Go back to our previous example about product recommendation. Wouldn’t you want your model to incorporate the most up to date reviews and customer attributes? Of course, this all depends on the nature of your industry: business-to-consumer (B2C) marketing is much more real-time than, say, pipeline routing where the majority of contracts are negotiated long in advance. How about dealing with new customers? Will a model need to make recommendations the same day for a new customer? Understanding how your data changes over time is key to building sustainable pipelines to support model development and refinement.
Leverage Data Science Code for Data Pipelining in Production
I saved the best for last; and this isn’t the first nor the last time I will write about this: leverage the work your data science team has already done. DS work is similar to data analytics in that both teams readily need access to multiple data sources, time to massage data, and direction on business objectives; yet differ when we look at the process. DS is an R&D activity. Your DS team shouldn’t be fixated on delivering day-to-day operational metrics. DS teams are like wild horses: they need room to stretch their legs and run. And like a wild horse, if you follow it long enough, you’ll find water.

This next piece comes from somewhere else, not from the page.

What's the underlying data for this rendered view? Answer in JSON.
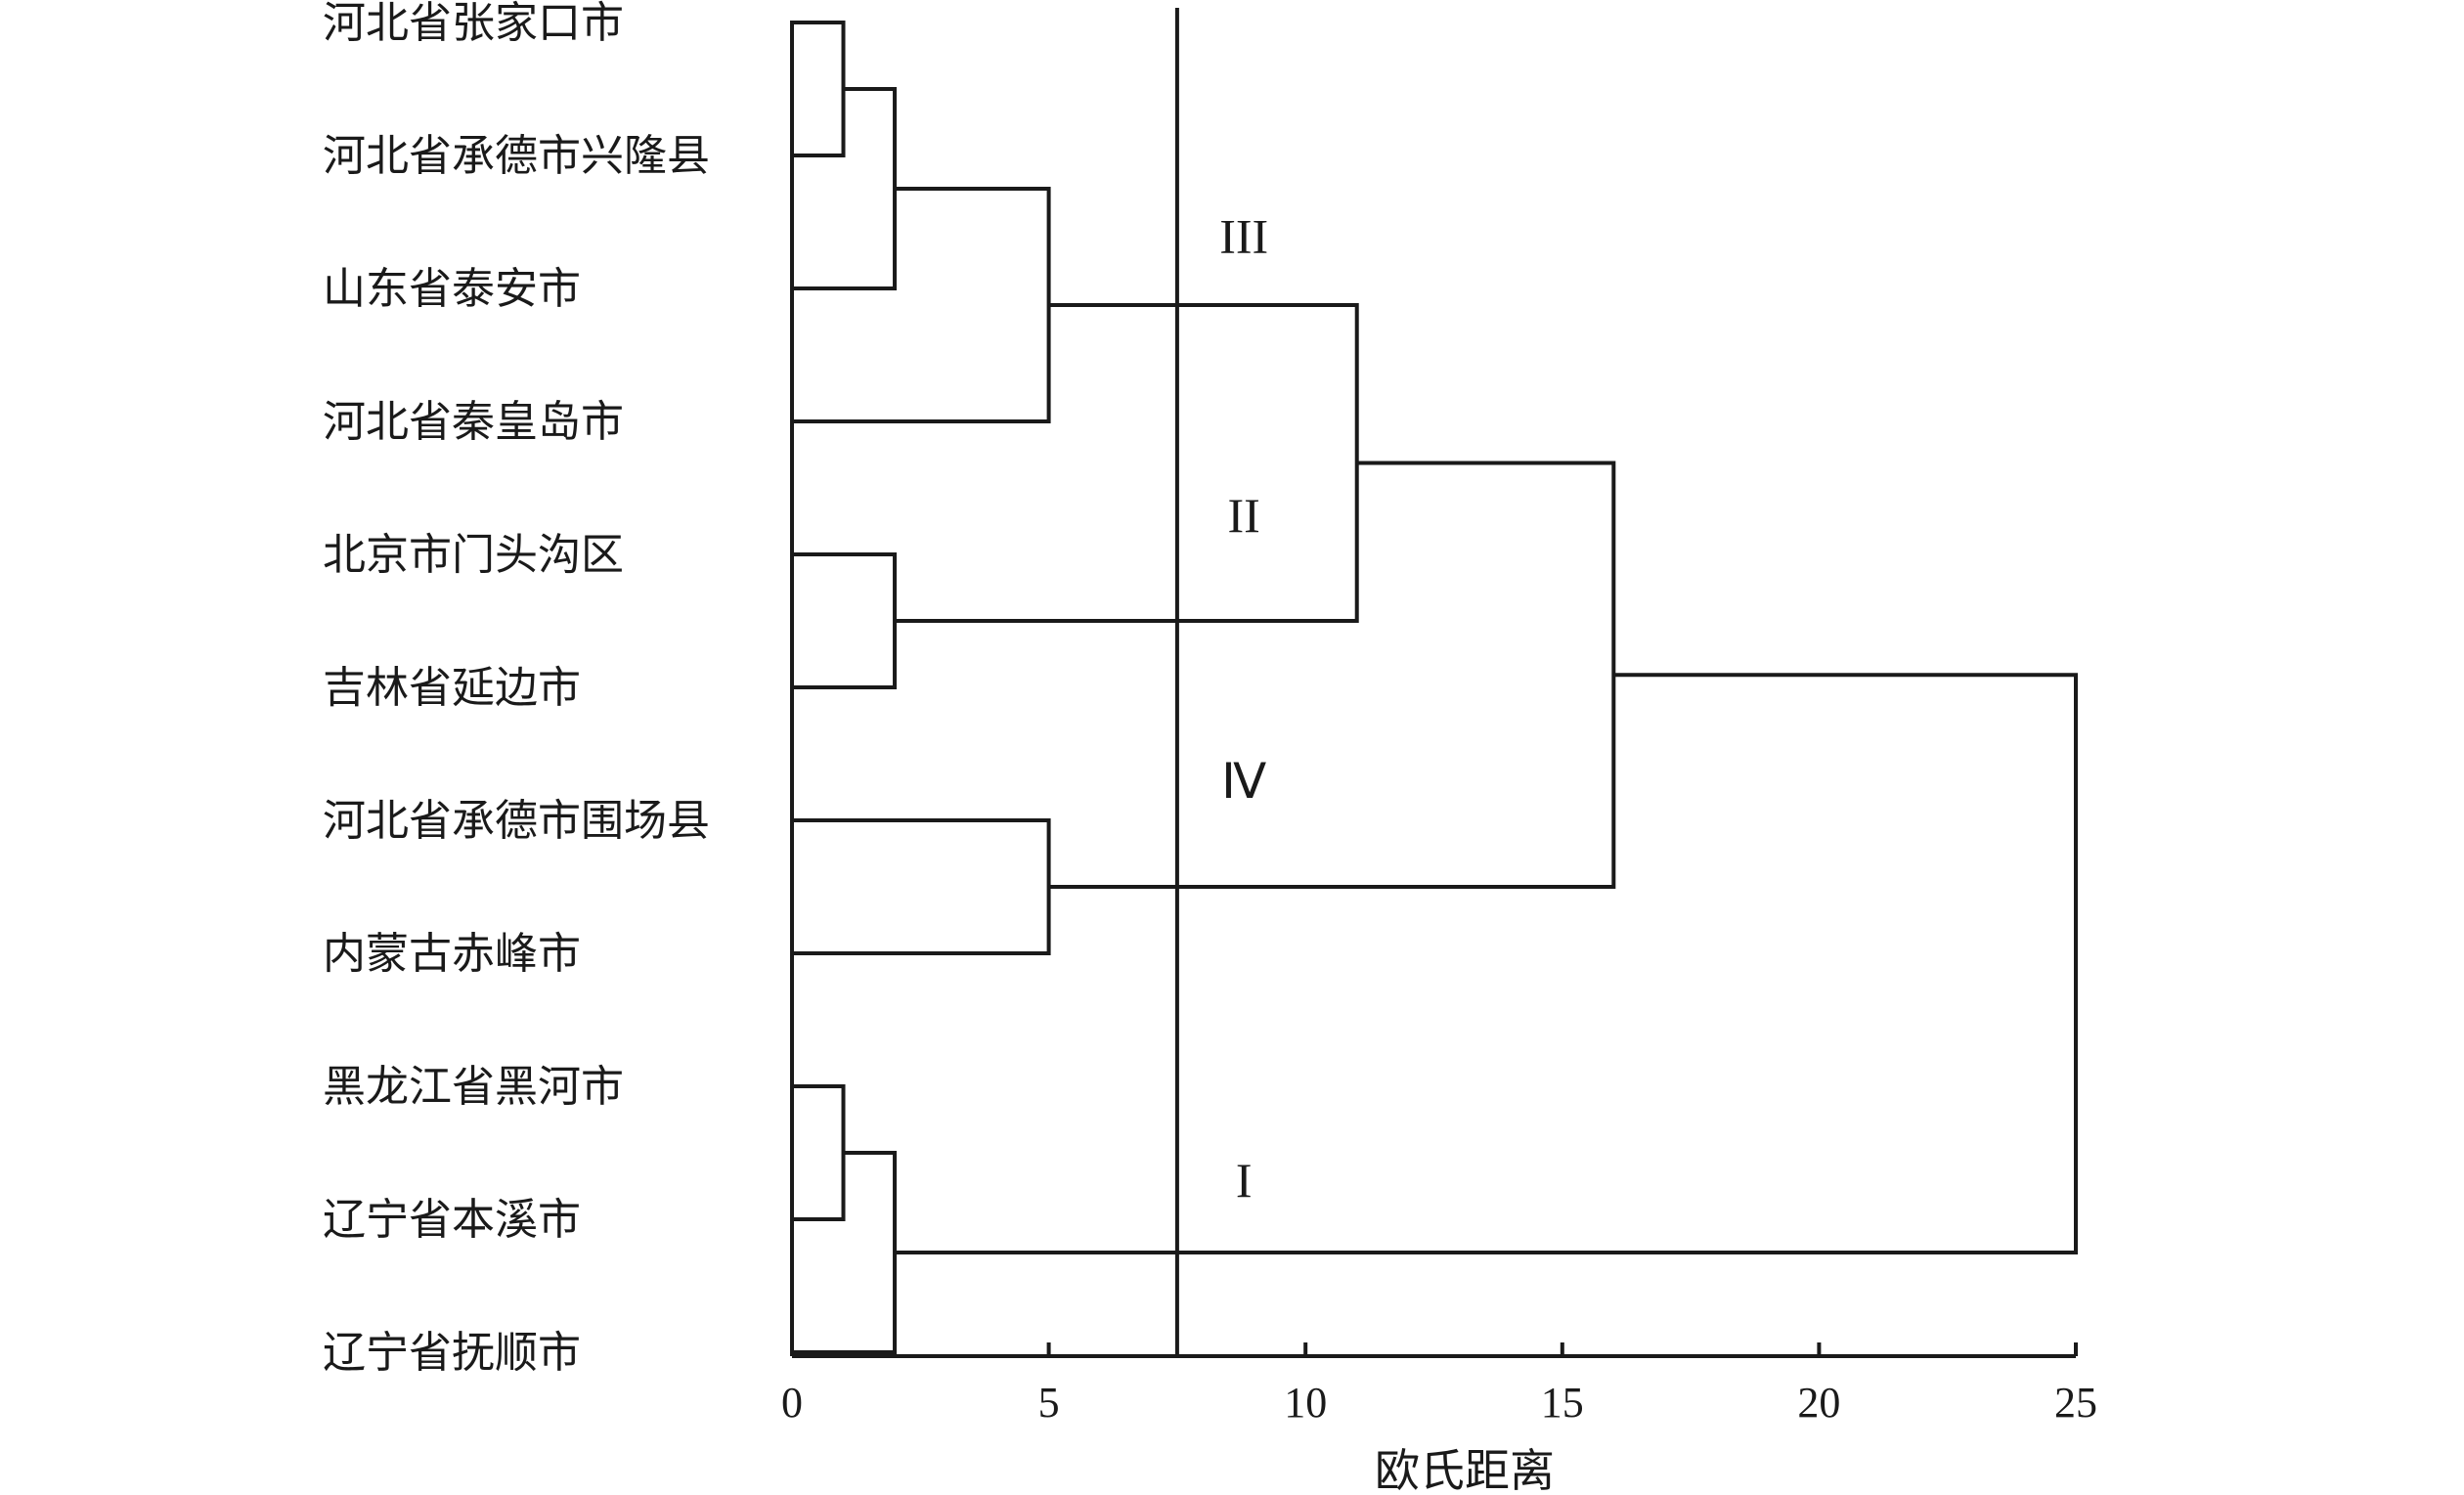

Your DS team will likely spend a lot of time using applications like Jupyter, R Studio, or PyCharm. The latter of which provides some benefits with more GUI tools for CI/CD and version control. Using a more “notebook” style environment to import, transform, and model data is more appealing for the DS team because these tools operate as a GUI interface on top of a run-time language: they can selectively execute small blocks of code, check the results, iterate changes quickly, then move on. This makes the DS development process much smoother… for development.
Once a model is trained, productionizing notebook code can be a nightmare. We need to productionize this code because the work the DS team did to build the model involved a lot of data prep (bringing in data from multiple sources, joins, filters, etc..). Why all of this needs to be captured and recreated for production pipelines is beyond the scope of this post. I will list some reasons though:
- The feature set used to train the model will be needed when an inference is requested for any supervised learning models
- The calculations to obtain numerical features (10-day averages, running totals, etc..) might be tailored to fit the specific use case (net sales can mean ANYTHING)
- Writing these features to persistent storage in your warehouse might cause governance issues if these calculations are not properly documented with the data
Access to the code base where the DS team keeps their code under revision (if you aren’t using some sort of version control shame on you) will be necessary. Also, don’t keep your engineering team in the dark until it’s ready to go to production (they need sunlight and fresh water to grow). Stand-ups should include engineering representatives as well as data scientists. These incremental updates will help everyone code towards a common goal: automating production delivery.